As you can see, virtual real estate can be monetized: rented out and used for various events, work, games, etc. Also, everyone can sell real estate just like in the real world. The ways to use and monetize it are endless – it all depends on your imagination and desire.
Digital Real Estate Investments: Risks and Prospects
The risks of buying real estate in the metauniverse are similar to physical real estate or physical property: the direction of demand for its use may change, chaotic development of the adjacent territory will appear, a “bad” neighbor will move into the house, a noisy establishment will open nearby, buying digital real estate may be more expensive than physical, etc. P.
There are possible problems with the Metaverse: a hacker attack, a drop in popularity, the platform’s closure by the owner, incompatibility with technological innovations in other metaverses, etc. This may partially or completely devalue digital assets. Nevertheless, despite all the risks, multibillion-dollar transactions are already being made in the Metaverse in the hope of fabulous profits in the future.

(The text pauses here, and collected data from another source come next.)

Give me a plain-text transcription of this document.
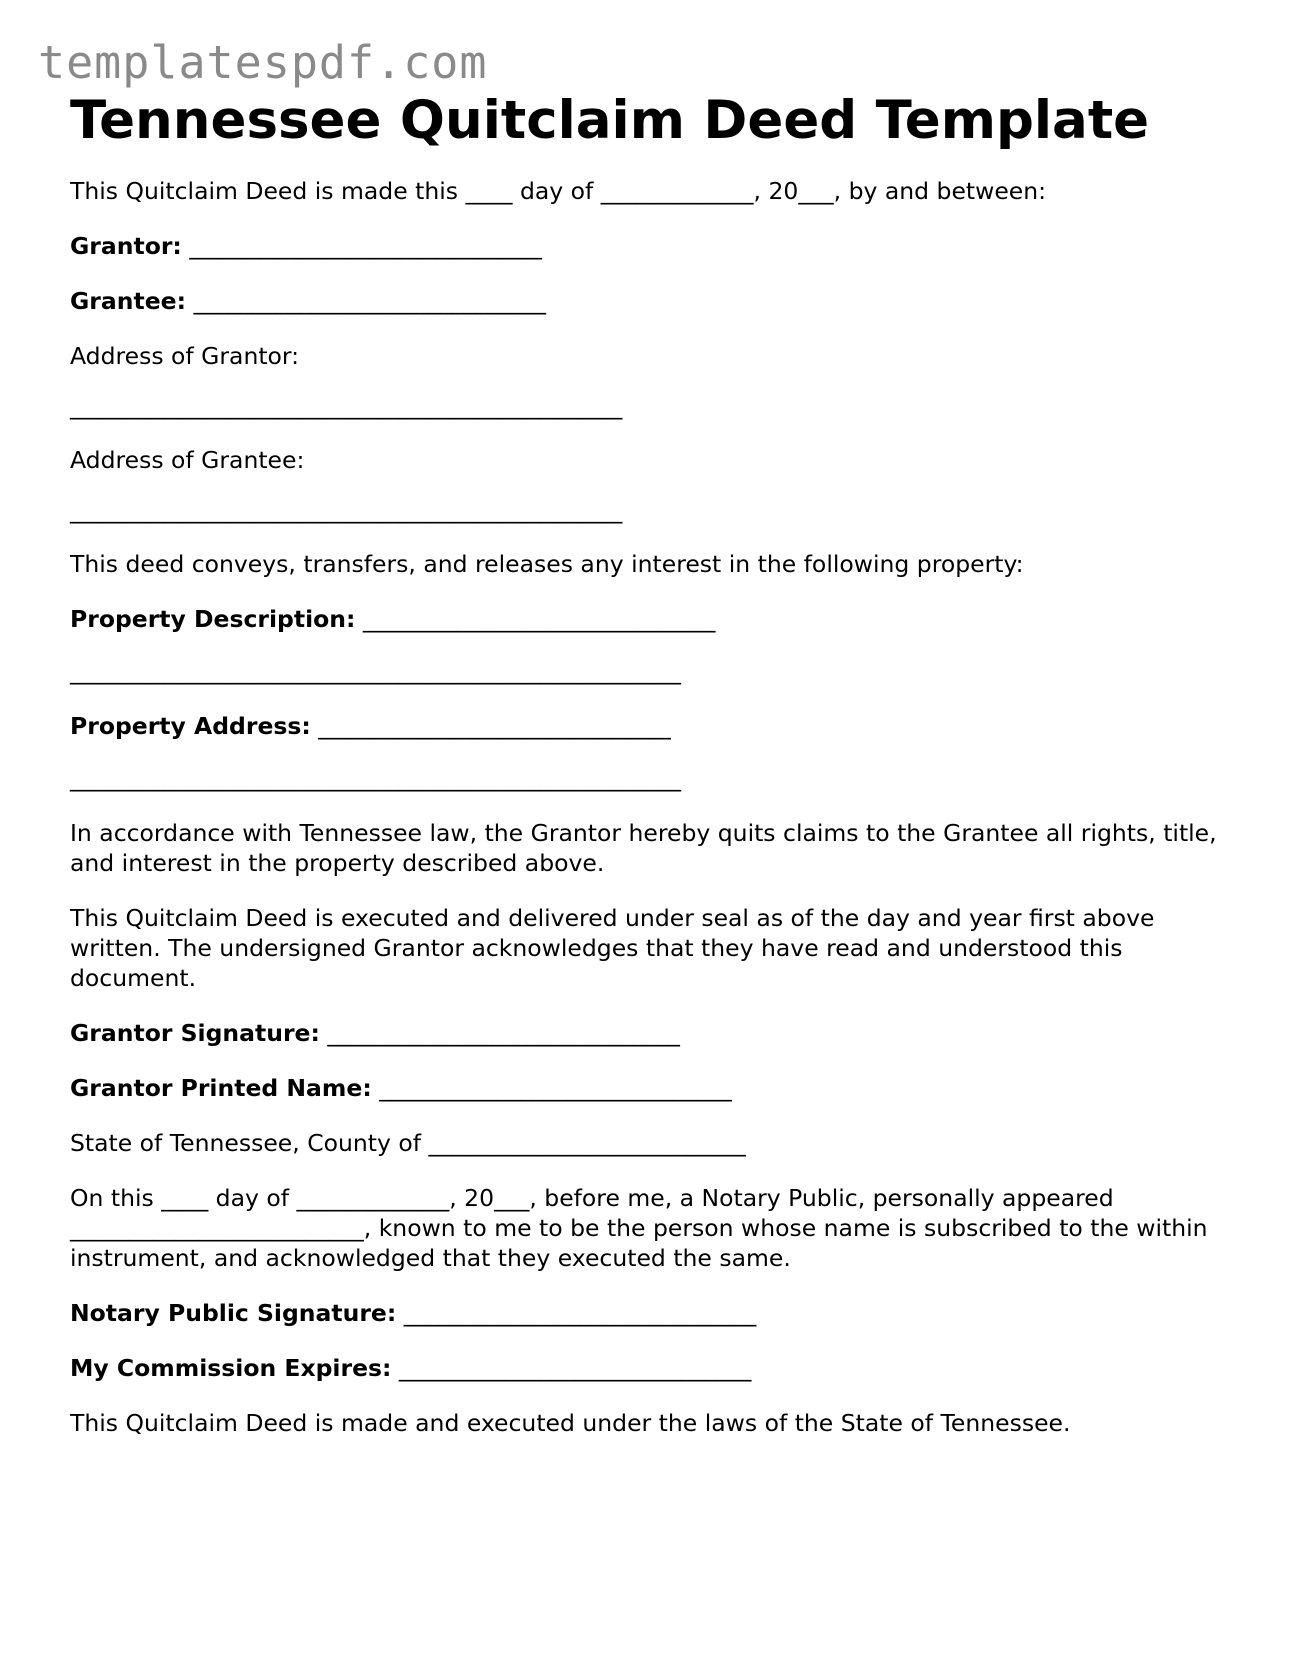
templatespdf.com
Tennessee Quitclaim Deed Template
This Quitclaim Deed is made this ____ day of _____________, 20___, by and between:
Grantor: ______________________________
Grantee: ______________________________
Address of Grantor:
_______________________________________________
Address of Grantee:
_______________________________________________
This deed conveys, transfers, and releases any interest in the following property:
Property Description: ______________________________
____________________________________________________
Property Address: ______________________________
____________________________________________________
In accordance with Tennessee law, the Grantor hereby quits claims to the Grantee all rights, title, and interest in the property described above.
This Quitclaim Deed is executed and delivered under seal as of the day and year first above written. The undersigned Grantor acknowledges that they have read and understood this document.
Grantor Signature: ______________________________
Grantor Printed Name: ______________________________
State of Tennessee, County of ___________________________
On this ____ day of _____________, 20___, before me, a Notary Public, personally appeared _________________________, known to me to be the person whose name is subscribed to the within instrument, and acknowledged that they executed the same.
Notary Public Signature: ______________________________
My Commission Expires: ______________________________
This Quitclaim Deed is made and executed under the laws of the State of Tennessee.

This, of course, does not mean that you will not encounter any obstacles to purchasing digital real estate. However, as in the traditional real estate business, you must have a clear plan and get to work early to avoid pitfalls.
Real and Virtual Universe
New perspectives arise with the development of augmented and mixed reality technologies. They allow you to connect the real and virtual universe on one device in several overlays. For example, VR real estate can be linked to reality via GPS coordinates through an augmented reality application. As a result, its owner will receive advertising revenue in the real and virtual territory around his property.

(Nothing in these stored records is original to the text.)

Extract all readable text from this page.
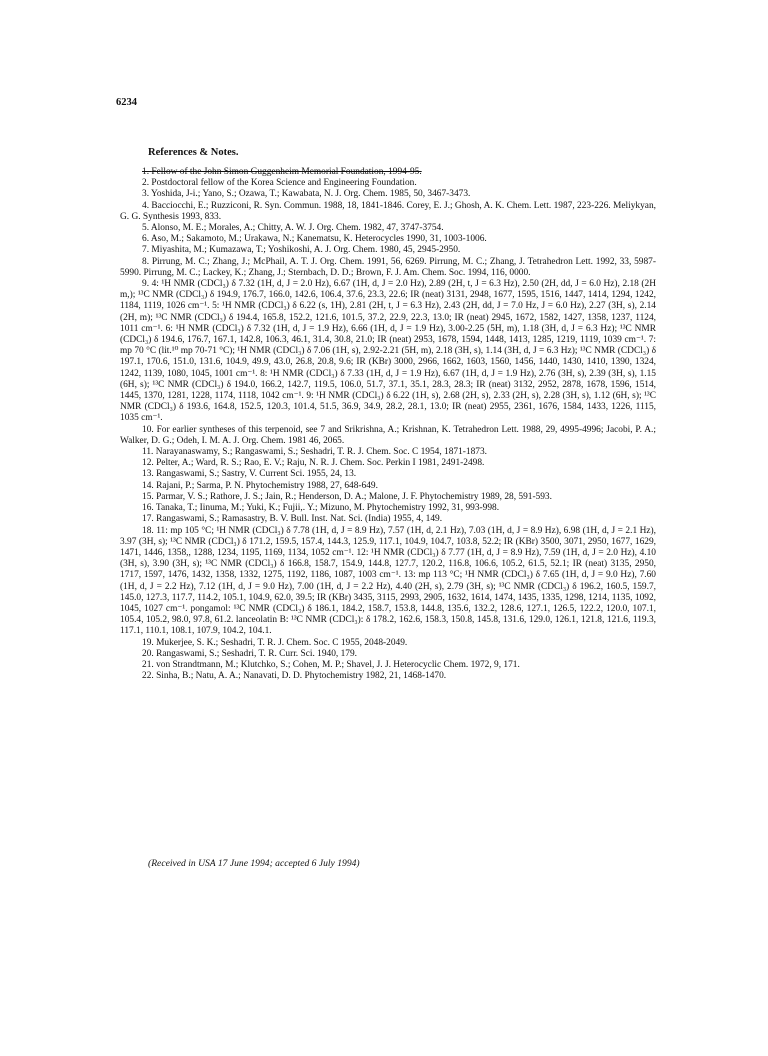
6234
References & Notes.
1. Fellow of the John Simon Guggenheim Memorial Foundation, 1994-95.
2. Postdoctoral fellow of the Korea Science and Engineering Foundation.
3. Yoshida, J-i.; Yano, S.; Ozawa, T.; Kawabata, N. J. Org. Chem. 1985, 50, 3467-3473.
4. Bacciocchi, E.; Ruzziconi, R. Syn. Commun. 1988, 18, 1841-1846. Corey, E. J.; Ghosh, A. K. Chem. Lett. 1987, 223-226. Meliykyan, G. G. Synthesis 1993, 833.
5. Alonso, M. E.; Morales, A.; Chitty, A. W. J. Org. Chem. 1982, 47, 3747-3754.
6. Aso, M.; Sakamoto, M.; Urakawa, N.; Kanematsu, K. Heterocycles 1990, 31, 1003-1006.
7. Miyashita, M.; Kumazawa, T.; Yoshikoshi, A. J. Org. Chem. 1980, 45, 2945-2950.
8. Pirrung, M. C.; Zhang, J.; McPhail, A. T. J. Org. Chem. 1991, 56, 6269. Pirrung, M. C.; Zhang, J. Tetrahedron Lett. 1992, 33, 5987-5990. Pirrung, M. C.; Lackey, K.; Zhang, J.; Sternbach, D. D.; Brown, F. J. Am. Chem. Soc. 1994, 116, 0000.
9. 4: ¹H NMR (CDCl₃) δ 7.32 (1H, d, J = 2.0 Hz), 6.67 (1H, d, J = 2.0 Hz), 2.89 (2H, t, J = 6.3 Hz), 2.50 (2H, dd, J = 6.0 Hz), 2.18 (2H m,); ¹³C NMR (CDCl₃) δ 194.9, 176.7, 166.0, 142.6, 106.4, 37.6, 23.3, 22.6; IR (neat) 3131, 2948, 1677, 1595, 1516, 1447, 1414, 1294, 1242, 1184, 1119, 1026 cm⁻¹. 5: ¹H NMR (CDCl₃) δ 6.22 (s, 1H), 2.81 (2H, t, J = 6.3 Hz), 2.43 (2H, dd, J = 7.0 Hz, J = 6.0 Hz), 2.27 (3H, s), 2.14 (2H, m); ¹³C NMR (CDCl₃) δ 194.4, 165.8, 152.2, 121.6, 101.5, 37.2, 22.9, 22.3, 13.0; IR (neat) 2945, 1672, 1582, 1427, 1358, 1237, 1124, 1011 cm⁻¹. 6: ¹H NMR (CDCl₃) δ 7.32 (1H, d, J = 1.9 Hz), 6.66 (1H, d, J = 1.9 Hz), 3.00-2.25 (5H, m), 1.18 (3H, d, J = 6.3 Hz); ¹³C NMR (CDCl₃) δ 194.6, 176.7, 167.1, 142.8, 106.3, 46.1, 31.4, 30.8, 21.0; IR (neat) 2953, 1678, 1594, 1448, 1413, 1285, 1219, 1119, 1039 cm⁻¹. 7: mp 70 °C (lit.¹⁰ mp 70-71 °C); ¹H NMR (CDCl₃) δ 7.06 (1H, s), 2.92-2.21 (5H, m), 2.18 (3H, s), 1.14 (3H, d, J = 6.3 Hz); ¹³C NMR (CDCl₃) δ 197.1, 170.6, 151.0, 131.6, 104.9, 49.9, 43.0, 26.8, 20.8, 9.6; IR (KBr) 3000, 2966, 1662, 1603, 1560, 1456, 1440, 1430, 1410, 1390, 1324, 1242, 1139, 1080, 1045, 1001 cm⁻¹. 8: ¹H NMR (CDCl₃) δ 7.33 (1H, d, J = 1.9 Hz), 6.67 (1H, d, J = 1.9 Hz), 2.76 (3H, s), 2.39 (3H, s), 1.15 (6H, s); ¹³C NMR (CDCl₃) δ 194.0, 166.2, 142.7, 119.5, 106.0, 51.7, 37.1, 35.1, 28.3, 28.3; IR (neat) 3132, 2952, 2878, 1678, 1596, 1514, 1445, 1370, 1281, 1228, 1174, 1118, 1042 cm⁻¹. 9: ¹H NMR (CDCl₃) δ 6.22 (1H, s), 2.68 (2H, s), 2.33 (2H, s), 2.28 (3H, s), 1.12 (6H, s); ¹³C NMR (CDCl₃) δ 193.6, 164.8, 152.5, 120.3, 101.4, 51.5, 36.9, 34.9, 28.2, 28.1, 13.0; IR (neat) 2955, 2361, 1676, 1584, 1433, 1226, 1115, 1035 cm⁻¹.
10. For earlier syntheses of this terpenoid, see 7 and Srikrishna, A.; Krishnan, K. Tetrahedron Lett. 1988, 29, 4995-4996; Jacobi, P. A.; Walker, D. G.; Odeh, I. M. A. J. Org. Chem. 1981 46, 2065.
11. Narayanaswamy, S.; Rangaswami, S.; Seshadri, T. R. J. Chem. Soc. C 1954, 1871-1873.
12. Pelter, A.; Ward, R. S.; Rao, E. V.; Raju, N. R. J. Chem. Soc. Perkin I 1981, 2491-2498.
13. Rangaswami, S.; Sastry, V. Current Sci. 1955, 24, 13.
14. Rajani, P.; Sarma, P. N. Phytochemistry 1988, 27, 648-649.
15. Parmar, V. S.; Rathore, J. S.; Jain, R.; Henderson, D. A.; Malone, J. F. Phytochemistry 1989, 28, 591-593.
16. Tanaka, T.; Iinuma, M.; Yuki, K.; Fujii,. Y.; Mizuno, M. Phytochemistry 1992, 31, 993-998.
17. Rangaswami, S.; Ramasastry, B. V. Bull. Inst. Nat. Sci. (India) 1955, 4, 149.
18. 11: mp 105 °C; ¹H NMR (CDCl₃) δ 7.78 (1H, d, J = 8.9 Hz), 7.57 (1H, d, 2.1 Hz), 7.03 (1H, d, J = 8.9 Hz), 6.98 (1H, d, J = 2.1 Hz), 3.97 (3H, s); ¹³C NMR (CDCl₃) δ 171.2, 159.5, 157.4, 144.3, 125.9, 117.1, 104.9, 104.7, 103.8, 52.2; IR (KBr) 3500, 3071, 2950, 1677, 1629, 1471, 1446, 1358,, 1288, 1234, 1195, 1169, 1134, 1052 cm⁻¹. 12: ¹H NMR (CDCl₃) δ 7.77 (1H, d, J = 8.9 Hz), 7.59 (1H, d, J = 2.0 Hz), 4.10 (3H, s), 3.90 (3H, s); ¹³C NMR (CDCl₃) δ 166.8, 158.7, 154.9, 144.8, 127.7, 120.2, 116.8, 106.6, 105.2, 61.5, 52.1; IR (neat) 3135, 2950, 1717, 1597, 1476, 1432, 1358, 1332, 1275, 1192, 1186, 1087, 1003 cm⁻¹. 13: mp 113 °C; ¹H NMR (CDCl₃) δ 7.65 (1H, d, J = 9.0 Hz), 7.60 (1H, d, J = 2.2 Hz), 7.12 (1H, d, J = 9.0 Hz), 7.00 (1H, d, J = 2.2 Hz), 4.40 (2H, s), 2.79 (3H, s); ¹³C NMR (CDCl₃) δ 196.2, 160.5, 159.7, 145.0, 127.3, 117.7, 114.2, 105.1, 104.9, 62.0, 39.5; IR (KBr) 3435, 3115, 2993, 2905, 1632, 1614, 1474, 1435, 1335, 1298, 1214, 1135, 1092, 1045, 1027 cm⁻¹. pongamol: ¹³C NMR (CDCl₃) δ 186.1, 184.2, 158.7, 153.8, 144.8, 135.6, 132.2, 128.6, 127.1, 126.5, 122.2, 120.0, 107.1, 105.4, 105.2, 98.0, 97.8, 61.2. lanceolatin B: ¹³C NMR (CDCl₃): δ 178.2, 162.6, 158.3, 150.8, 145.8, 131.6, 129.0, 126.1, 121.8, 121.6, 119.3, 117.1, 110.1, 108.1, 107.9, 104.2, 104.1.
19. Mukerjee, S. K.; Seshadri, T. R. J. Chem. Soc. C 1955, 2048-2049.
20. Rangaswami, S.; Seshadri, T. R. Curr. Sci. 1940, 179.
21. von Strandtmann, M.; Klutchko, S.; Cohen, M. P.; Shavel, J. J. Heterocyclic Chem. 1972, 9, 171.
22. Sinha, B.; Natu, A. A.; Nanavati, D. D. Phytochemistry 1982, 21, 1468-1470.
(Received in USA 17 June 1994; accepted 6 July 1994)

Their metaverses and real estate are not publicly available due to the high cost of VR equipment kits and the limited supply of digital objects for sale. Moreover, transactions with virtual values are not regulated by law, causing concern among potential investors. But a branch of “virtual law” will surely appear soon since the emerging legal relations associated with the flow of big money and human destinies require state attention.

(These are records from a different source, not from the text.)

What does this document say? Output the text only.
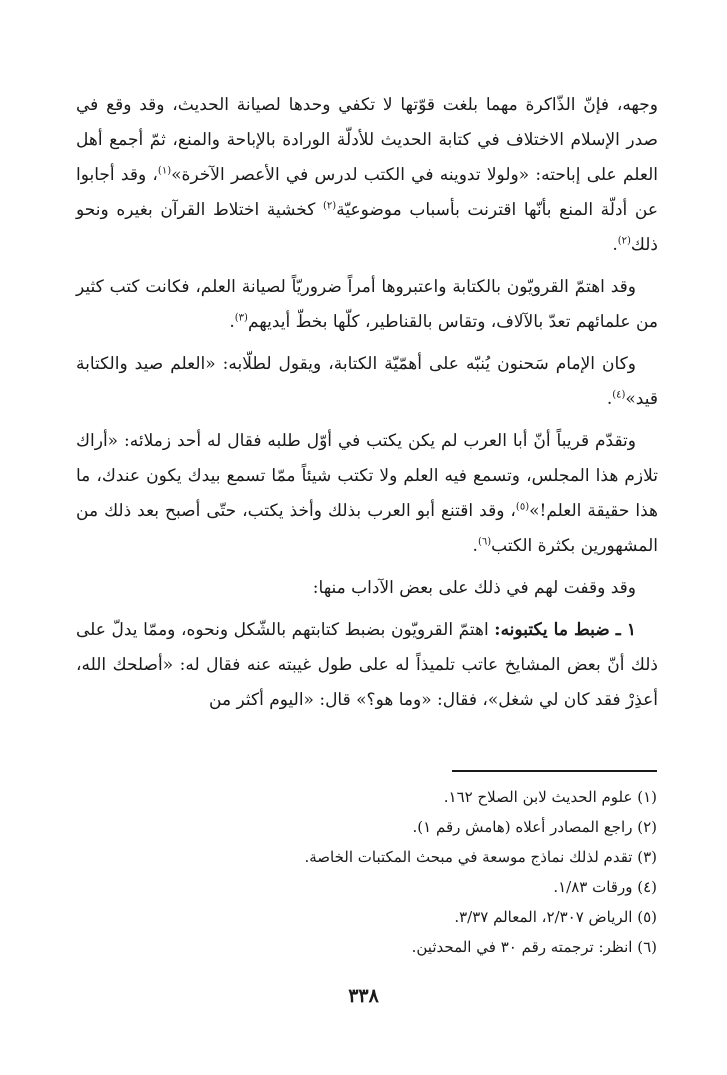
وجهه، فإنّ الذّاكرة مهما بلغت قوّتها لا تكفي وحدها لصيانة الحديث، وقد وقع في صدر الإسلام الاختلاف في كتابة الحديث للأدلّة الورادة بالإباحة والمنع، ثمّ أجمع أهل العلم على إباحته: «ولولا تدوينه في الكتب لدرس في الأعصر الآخرة»$^{(١)}$، وقد أجابوا عن أدلّة المنع بأنّها اقترنت بأسباب موضوعيّة$^{(٢)}$ كخشية اختلاط القرآن بغيره ونحو ذلك$^{(٢)}$.

وقد اهتمّ القرويّون بالكتابة واعتبروها أمراً ضروريّاً لصيانة العلم، فكانت كتب كثير من علمائهم تعدّ بالآلاف، وتقاس بالقناطير، كلّها بخطّ أيديهم$^{(٣)}$.

وكان الإمام سَحنون يُنبّه على أهمّيّة الكتابة، ويقول لطلّابه: «العلم صيد والكتابة قيد»$^{(٤)}$.

وتقدّم قريباً أنّ أبا العرب لم يكن يكتب في أوّل طلبه فقال له أحد زملائه: «أراك تلازم هذا المجلس، وتسمع فيه العلم ولا تكتب شيئاً ممّا تسمع بيدك يكون عندك، ما هذا حقيقة العلم!»$^{(٥)}$، وقد اقتنع أبو العرب بذلك وأخذ يكتب، حتّى أصبح بعد ذلك من المشهورين بكثرة الكتب$^{(٦)}$.

وقد وقفت لهم في ذلك على بعض الآداب منها:

١ ـ ضبط ما يكتبونه: اهتمّ القرويّون بضبط كتابتهم بالشّكل ونحوه، وممّا يدلّ على ذلك أنّ بعض المشايخ عاتب تلميذاً له على طول غيبته عنه فقال له: «أصلحك الله، أعذِرْ فقد كان لي شغل»، فقال: «وما هو؟» قال: «اليوم أكثر من

(١) علوم الحديث لابن الصلاح ١٦٢.
(٢) راجع المصادر أعلاه (هامش رقم ١).
(٣) تقدم لذلك نماذج موسعة في مبحث المكتبات الخاصة.
(٤) ورقات ١/٨٣.
(٥) الرياض ٢/٣٠٧، المعالم ٣/٣٧.
(٦) انظر: ترجمته رقم ٣٠ في المحدثين.
٣٣٨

Society is on the threshold of a new reality. Investors, as always, need to assess their strengths and risks soberly and not invest all their money in the expectation of instant growth. Although society did not know anything about them, metauniverses existed, only they did not have such a feature of the real estate industry.
It can be expected that, like NFT (digital asset) and any other technologies not only related to blockchain, this area will follow the path along the Gartner Hype Cycle – when, after the peak of inflated expectations, the bottom of disappointments will come. After that, a productivity plateau will follow with passive income.
As we said above, digital real estate investment is a risk. The digital real estate business, even on the most reliable site, is not regulated in any way, and anyone can introduce themselves as a broker. Such cooperation must be approached very carefully, and check who you will work with before becoming an investor.
Yes. The strategy is similar to a normal process; you can only be at home or in the office for all operations. You can buy digital real estate or sell domain names on various marketplaces or special platforms and earn real money. Moreover, to purchase digital real estate, you can use cryptocurrencies.
Ownership in the form of digital real estate exists in the vastness of the Metaverse virtual worlds. Simply put, this is a virtual space that develops as long as investors, communities, or companies believe in it.
If in the physical world a plot will cost a hundred or several hundred thousand dollars, then in the Metaverse, it will cost just a few dollars or $10,000. However, it is worth noting that this plus is quite controversial. You can live in a physical house, but you can’t live in a digital one. Its purpose depends on your plans for renting, future sale, or use.